WALLY WALLER – Kitchen Rock

Think Like A Key 2023

Kitchen Rock

Oh! You Pretty Thing: British rock veteran goes down the rabbit hole of memory lane to distill classics to their bare essence.

His very name seeming to suggest perpetual motion, Wally Waller has never been prone to stopping in his tracks, be it as a prominent member of THE PRETTY THINGS during their most remarkable period or as a producer for the likes of BARCLAY JAMES HARVEST. Edging towards the octogenarian age, this musician is still very much active, which means the Covid-related lockdown turned out into a torment for him, and that’s why Waller began to dabble in creating videos for old material as well as recording various favorites, singing and playing acoustic six strings, on his old tablet, and then overdubbing additional instruments and vocals. Thus, Wally’s first-ever solo album – not counting 1976’s “Do It” by WALLY WALLER BAND, on which he played everything anyway – was born.

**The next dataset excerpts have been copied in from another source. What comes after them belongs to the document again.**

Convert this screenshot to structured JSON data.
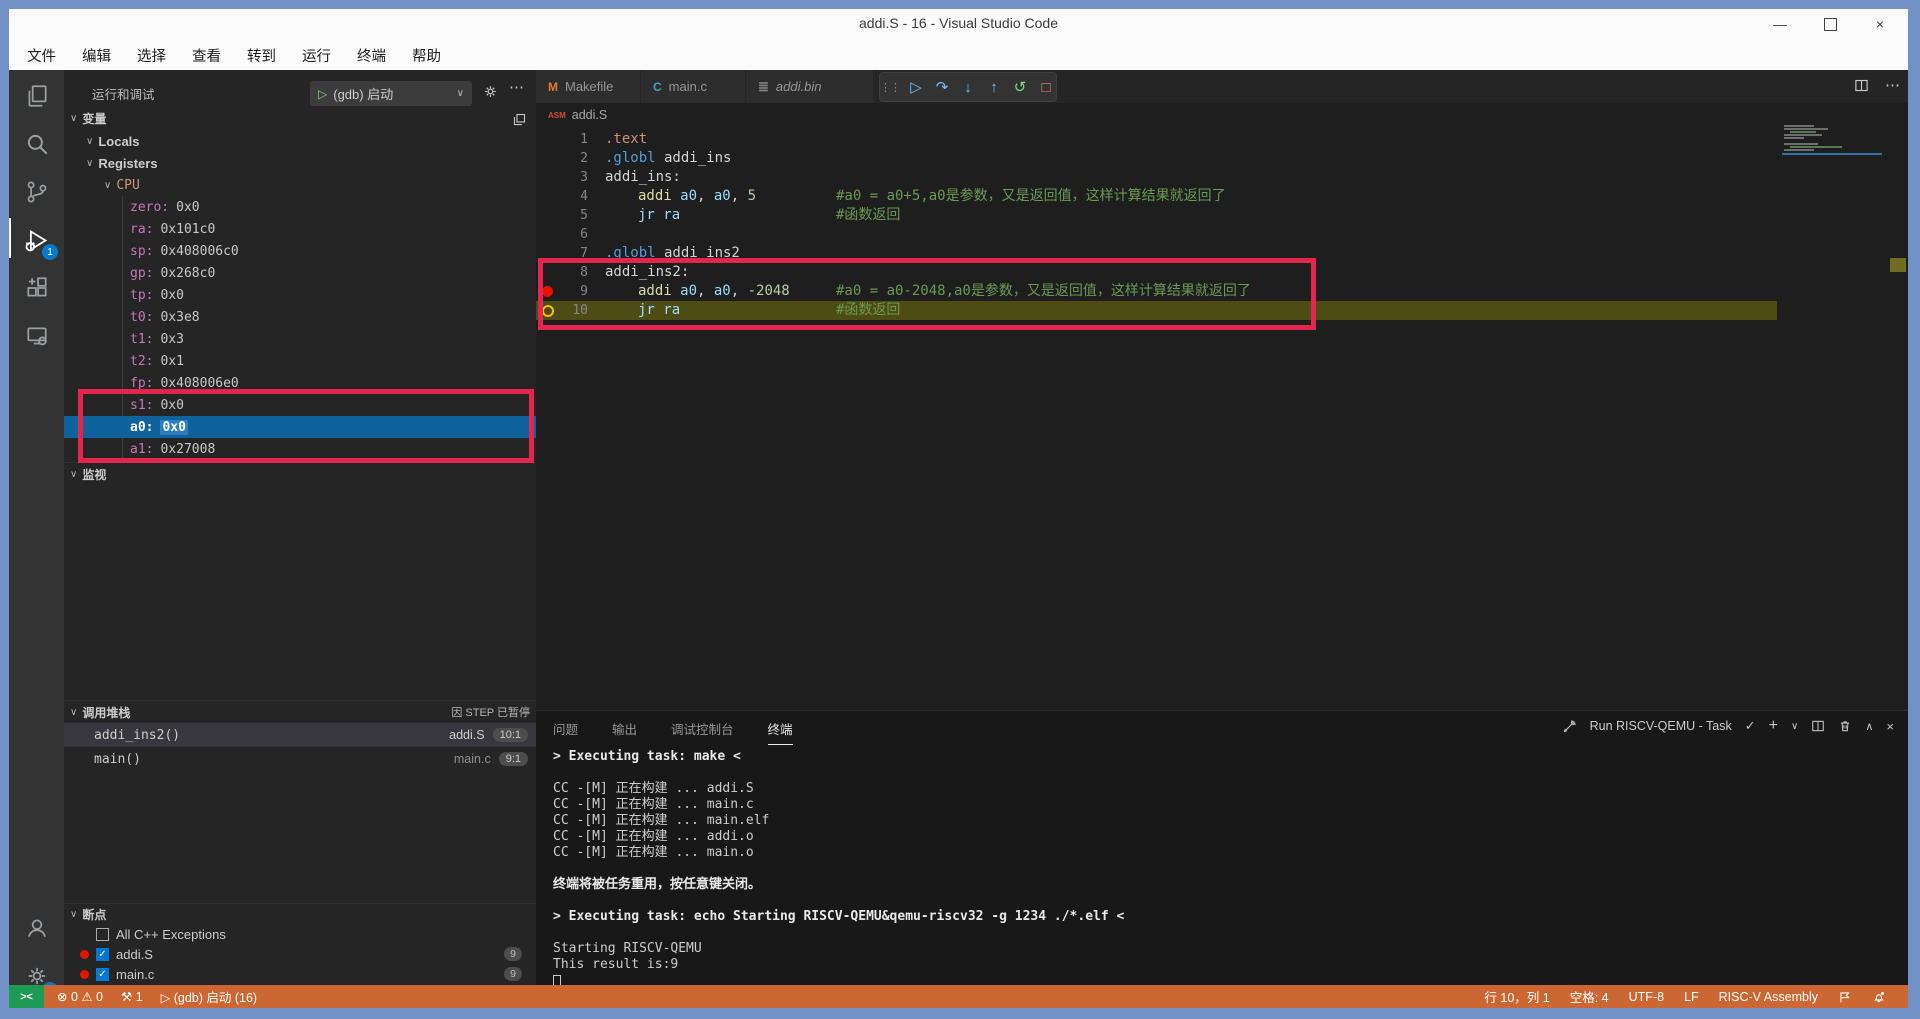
{
  "colors": {
    "annotation_red": "#e4264e",
    "status_bar_orange": "#cc6633",
    "selection_blue": "#0e639c",
    "debug_line_olive": "#4e4c15",
    "remote_green": "#1f9a55",
    "badge_blue": "#007acc"
  },
  "window": {
    "title": "addi.S - 16 - Visual Studio Code"
  },
  "menu": {
    "items": [
      "文件",
      "编辑",
      "选择",
      "查看",
      "转到",
      "运行",
      "终端",
      "帮助"
    ]
  },
  "activity_bar": {
    "debug_badge": "1",
    "settings_badge": "1"
  },
  "sidebar": {
    "title": "运行和调试",
    "launch_config": "(gdb) 启动",
    "variables_label": "变量",
    "tree": {
      "locals": "Locals",
      "registers": "Registers",
      "cpu": "CPU"
    },
    "registers": [
      {
        "name": "zero",
        "value": "0x0",
        "selected": false
      },
      {
        "name": "ra",
        "value": "0x101c0",
        "selected": false
      },
      {
        "name": "sp",
        "value": "0x408006c0",
        "selected": false
      },
      {
        "name": "gp",
        "value": "0x268c0",
        "selected": false
      },
      {
        "name": "tp",
        "value": "0x0",
        "selected": false
      },
      {
        "name": "t0",
        "value": "0x3e8",
        "selected": false
      },
      {
        "name": "t1",
        "value": "0x3",
        "selected": false
      },
      {
        "name": "t2",
        "value": "0x1",
        "selected": false
      },
      {
        "name": "fp",
        "value": "0x408006e0",
        "selected": false
      },
      {
        "name": "s1",
        "value": "0x0",
        "selected": false
      },
      {
        "name": "a0",
        "value": "0x0",
        "selected": true
      },
      {
        "name": "a1",
        "value": "0x27008",
        "selected": false
      }
    ],
    "watch_label": "监视",
    "call_stack": {
      "label": "调用堆栈",
      "status": "因 STEP 已暂停",
      "frames": [
        {
          "func": "addi_ins2()",
          "file": "addi.S",
          "position": "10:1",
          "selected": true
        },
        {
          "func": "main()",
          "file": "main.c",
          "position": "9:1",
          "selected": false
        }
      ]
    },
    "breakpoints": {
      "label": "断点",
      "items": [
        {
          "label": "All C++ Exceptions",
          "checked": false,
          "dot": false,
          "badge": ""
        },
        {
          "label": "addi.S",
          "checked": true,
          "dot": true,
          "badge": "9"
        },
        {
          "label": "main.c",
          "checked": true,
          "dot": true,
          "badge": "9"
        }
      ]
    }
  },
  "editor": {
    "tabs": [
      {
        "label": "Makefile",
        "icon": "M",
        "italic": false
      },
      {
        "label": "main.c",
        "icon": "C",
        "italic": false
      },
      {
        "label": "addi.bin",
        "icon": "bin",
        "italic": true
      }
    ],
    "breadcrumb": {
      "icon": "ASM",
      "file": "addi.S"
    },
    "lines": [
      {
        "num": "1",
        "indent": 0,
        "segs": [
          [
            "dir",
            ".text"
          ]
        ],
        "comment": "",
        "bp": "",
        "current": false
      },
      {
        "num": "2",
        "indent": 0,
        "segs": [
          [
            "kw",
            ".globl"
          ],
          [
            "pl",
            " addi_ins"
          ]
        ],
        "comment": "",
        "bp": "",
        "current": false
      },
      {
        "num": "3",
        "indent": 0,
        "segs": [
          [
            "pl",
            "addi_ins:"
          ]
        ],
        "comment": "",
        "bp": "",
        "current": false
      },
      {
        "num": "4",
        "indent": 1,
        "segs": [
          [
            "mn",
            "addi"
          ],
          [
            "pl",
            " "
          ],
          [
            "reg",
            "a0"
          ],
          [
            "pl",
            ", "
          ],
          [
            "reg",
            "a0"
          ],
          [
            "pl",
            ", "
          ],
          [
            "num",
            "5"
          ]
        ],
        "comment": "#a0 = a0+5,a0是参数，又是返回值，这样计算结果就返回了",
        "bp": "",
        "current": false
      },
      {
        "num": "5",
        "indent": 1,
        "segs": [
          [
            "jr",
            "jr ra"
          ]
        ],
        "comment": "#函数返回",
        "bp": "",
        "current": false
      },
      {
        "num": "6",
        "indent": 0,
        "segs": [],
        "comment": "",
        "bp": "",
        "current": false
      },
      {
        "num": "7",
        "indent": 0,
        "segs": [
          [
            "kw",
            ".globl"
          ],
          [
            "pl",
            " addi_ins2"
          ]
        ],
        "comment": "",
        "bp": "",
        "current": false
      },
      {
        "num": "8",
        "indent": 0,
        "segs": [
          [
            "pl",
            "addi_ins2:"
          ]
        ],
        "comment": "",
        "bp": "",
        "current": false
      },
      {
        "num": "9",
        "indent": 1,
        "segs": [
          [
            "mn",
            "addi"
          ],
          [
            "pl",
            " "
          ],
          [
            "reg",
            "a0"
          ],
          [
            "pl",
            ", "
          ],
          [
            "reg",
            "a0"
          ],
          [
            "pl",
            ", "
          ],
          [
            "num",
            "-2048"
          ]
        ],
        "comment": "#a0 = a0-2048,a0是参数，又是返回值，这样计算结果就返回了",
        "bp": "red",
        "current": false
      },
      {
        "num": "10",
        "indent": 1,
        "segs": [
          [
            "jr",
            "jr ra"
          ]
        ],
        "comment": "#函数返回",
        "bp": "current",
        "current": true
      }
    ]
  },
  "debug_toolbar": {
    "buttons": [
      "drag-grip",
      "continue",
      "step-over",
      "step-into",
      "step-out",
      "restart",
      "stop"
    ]
  },
  "panel": {
    "tabs": [
      {
        "label": "问题",
        "active": false
      },
      {
        "label": "输出",
        "active": false
      },
      {
        "label": "调试控制台",
        "active": false
      },
      {
        "label": "终端",
        "active": true
      }
    ],
    "task_label": "Run RISCV-QEMU - Task",
    "terminal_lines": [
      {
        "text": "> Executing task: make <",
        "bold": true
      },
      {
        "text": "",
        "bold": false
      },
      {
        "text": "CC -[M] 正在构建 ... addi.S",
        "bold": false
      },
      {
        "text": "CC -[M] 正在构建 ... main.c",
        "bold": false
      },
      {
        "text": "CC -[M] 正在构建 ... main.elf",
        "bold": false
      },
      {
        "text": "CC -[M] 正在构建 ... addi.o",
        "bold": false
      },
      {
        "text": "CC -[M] 正在构建 ... main.o",
        "bold": false
      },
      {
        "text": "",
        "bold": false
      },
      {
        "text": "终端将被任务重用，按任意键关闭。",
        "bold": true
      },
      {
        "text": "",
        "bold": false
      },
      {
        "text": "> Executing task: echo Starting RISCV-QEMU&qemu-riscv32 -g 1234 ./*.elf <",
        "bold": true
      },
      {
        "text": "",
        "bold": false
      },
      {
        "text": "Starting RISCV-QEMU",
        "bold": false
      },
      {
        "text": "This result is:9",
        "bold": false
      }
    ]
  },
  "status_bar": {
    "left": [
      {
        "name": "problems",
        "errors": "0",
        "warnings": "0"
      },
      {
        "name": "tasks",
        "label": "1"
      },
      {
        "name": "debug-session",
        "label": "(gdb) 启动 (16)"
      }
    ],
    "right": [
      {
        "name": "cursor-position",
        "label": "行 10，列 1"
      },
      {
        "name": "indentation",
        "label": "空格: 4"
      },
      {
        "name": "encoding",
        "label": "UTF-8"
      },
      {
        "name": "eol",
        "label": "LF"
      },
      {
        "name": "language-mode",
        "label": "RISC-V Assembly"
      }
    ]
  }
}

Available on CD and as a download, its essence still shines the best on vinyl, and not because of the format’s sonic properties but due to LP’s space limitations which allowed Waller to shorten his platter’s run from sixteen to nine cuts. The veteran left on the digital outside such important numbers as its several covers – including “Slow Down” by Larry Williams, “Can’t Help Falling In Love” from Elvis’ repertoire, and Bo Diddley’s “Can’t Judge A Book By The Cover” – all part of a young British rocker’s upbringing in the late ’50s and all brilliant in their unplugged nakedness that should highlight the nuances Wally’s voice, and a few other pieces, while focusing on what he created together with the sorely missed Phil May. Among these are not only the fully fledged “The Good Mr. Square (She Was Tall, She Was High)” and “Grass” – arguably the least prominent tracks on PT’s “Parachute” yet given as much weight now as the other gems off the ensemble’s 1970 classic, the record brought almost entirely into the present – but also the rare jewel of “Check Out” sounding even more authentic than in the collective’s version, and “The Sun” from 1967: the first song Waller and May wrote together, enhanced with serrated guitar riffs and baroque piano ripples here to reveal the pair’s immense potential.

But if the energetic opener “Turn My Head” remains as deceptively simple as it ever seemed to be, the stark “Sickle Clowns” and “Cries From The Midnight Circus” retain their sharp cinematic grandeur, especially impressive with a slider rolling up the fretboard. Elsewhere, “Over The Moon” – which Wally originally sang but currently stripped from electricity, unlike the charged drive of “Walking Through My Dream” – bares its newly acquired vulnerability, and “The Rain Trilogy” demonstrates the previously unheard mesmeric qualities in Waller’s harmonic distillation of this familiar suite to strum and handclaps that are layered under the lines of lyrics only to solidify into a groovy sway. There’s a great legacy on display, and Wally Waller’s succeeded in making his past eternally vital.